Material.—The cost of material always varies very greatly in different parts of the country. This is partly because of different freight and other transportation rates between the factories where material is made up and the particular place where that material is to be used; and partly because the profits made by the middleman increase as the material gets further and further away from the centres of civilization. Thus, in a large city six-inch sewer pipe may be sold in such large quantities that the freight rate is low and the dealer is satisfied with a small profit on each foot of pipe. In the country districts the dealer sells but little, and feels that he must have a larger profit to compensate him for the expense of keeping the material on hand. Thus, six-inch sewer pipe may be had at prices ranging from six cents up to sixteen cents per running foot, depending on the store from which it is bought.

It is evident, therefore, that it will not be possible to name any unit price which will be generally applicable, and it will be necessary for any intending builder to secure from local firms the unit prices from which his own individual estimate may be made up. The following discussion, however, will indicate the items comprising the necessary estimate, and will furnish an example by which the estimate sheet can be prepared.

Laying Sewers and Drains.—The main drain from the house to the sewage disposal plant is of five- or six-inch pipe generally, the former being sufficiently large and a little cheaper than the six-inch pipe. The latter has the advantage of size and consequent greater freedom from clogging. The cost of five-inch pipe at a store in a village of any considerable size should be ten cents per foot, and the cost of six-inch pipe twelve cents per foot.

This pipe weighs twelve and fifteen pounds per foot respectively, and, with an ordinary wagon, fifty feet of six-inch pipe, weighing about eight hundred pounds, is a load; if four trips a day are possible from the residence to the store and if the cost of the team is estimated at $4 a day, each trip will cost $1, and each foot of pipe will cost two cents more for being hauled from the store to the grounds.

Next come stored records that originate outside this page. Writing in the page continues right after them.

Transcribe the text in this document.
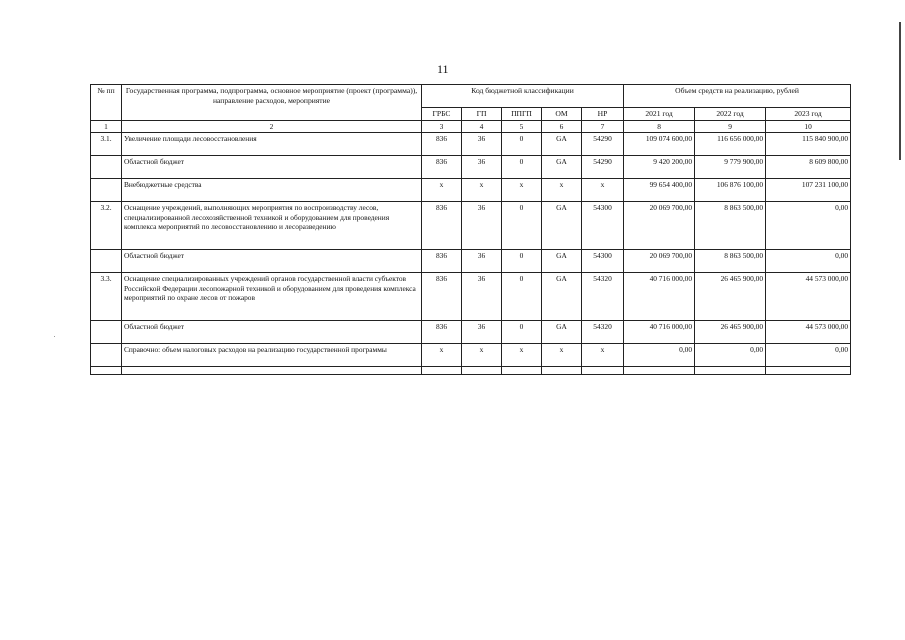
11
№ пп	Государственная программа, подпрограмма, основное мероприятие (проект (программа)), направление расходов, мероприятие	Код бюджетной классификации					Объем средств на реализацию, рублей		
		ГРБС	ГП	ППГП	ОМ	НР	2021 год	2022 год	2023 год
1	2	3	4	5	6	7	8	9	10
3.1.	Увеличение площади лесовосстановления	836	36	0	GA	54290	109 074 600,00	116 656 000,00	115 840 900,00
	Областной бюджет	836	36	0	GA	54290	9 420 200,00	9 779 900,00	8 609 800,00
	Внебюджетные средства	x	x	x	x	x	99 654 400,00	106 876 100,00	107 231 100,00
3.2.	Оснащение учреждений, выполняющих мероприятия по воспроизводству лесов, специализированной лесохозяйственной техникой и оборудованием для проведения комплекса мероприятий по лесовосстановлению и лесоразведению	836	36	0	GA	54300	20 069 700,00	8 863 500,00	0,00
	Областной бюджет	836	36	0	GA	54300	20 069 700,00	8 863 500,00	0,00
3.3.	Оснащение специализированных учреждений органов государственной власти субъектов Российской Федерации лесопожарной техникой и оборудованием для проведения комплекса мероприятий по охране лесов от пожаров	836	36	0	GA	54320	40 716 000,00	26 465 900,00	44 573 000,00
	Областной бюджет	836	36	0	GA	54320	40 716 000,00	26 465 900,00	44 573 000,00
	Справочно: объем налоговых расходов на реализацию государственной программы	x	x	x	x	x	0,00	0,00	0,00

In laying the pipe, cement and sand are necessary for joints. For both kinds of pipe there is required about one cubic foot of mortar for each fifty joints, the mortar being sufficient to fill the joints and to make a collar or ring outside. In order to make this cubic foot of mortar, half a bag of cement and half a cubic foot of sand will be required. The cost of the cement out of the village store is about fifty cents a bag, although in a small place it may be seventy-five cents, or even one dollar. If one were buying cement in large quantities, a price as low as thirty cents a bag might be had. If the cement is delivered in cloth bags, a rebate of ten cents a bag is usually given if the bag is returned in good condition.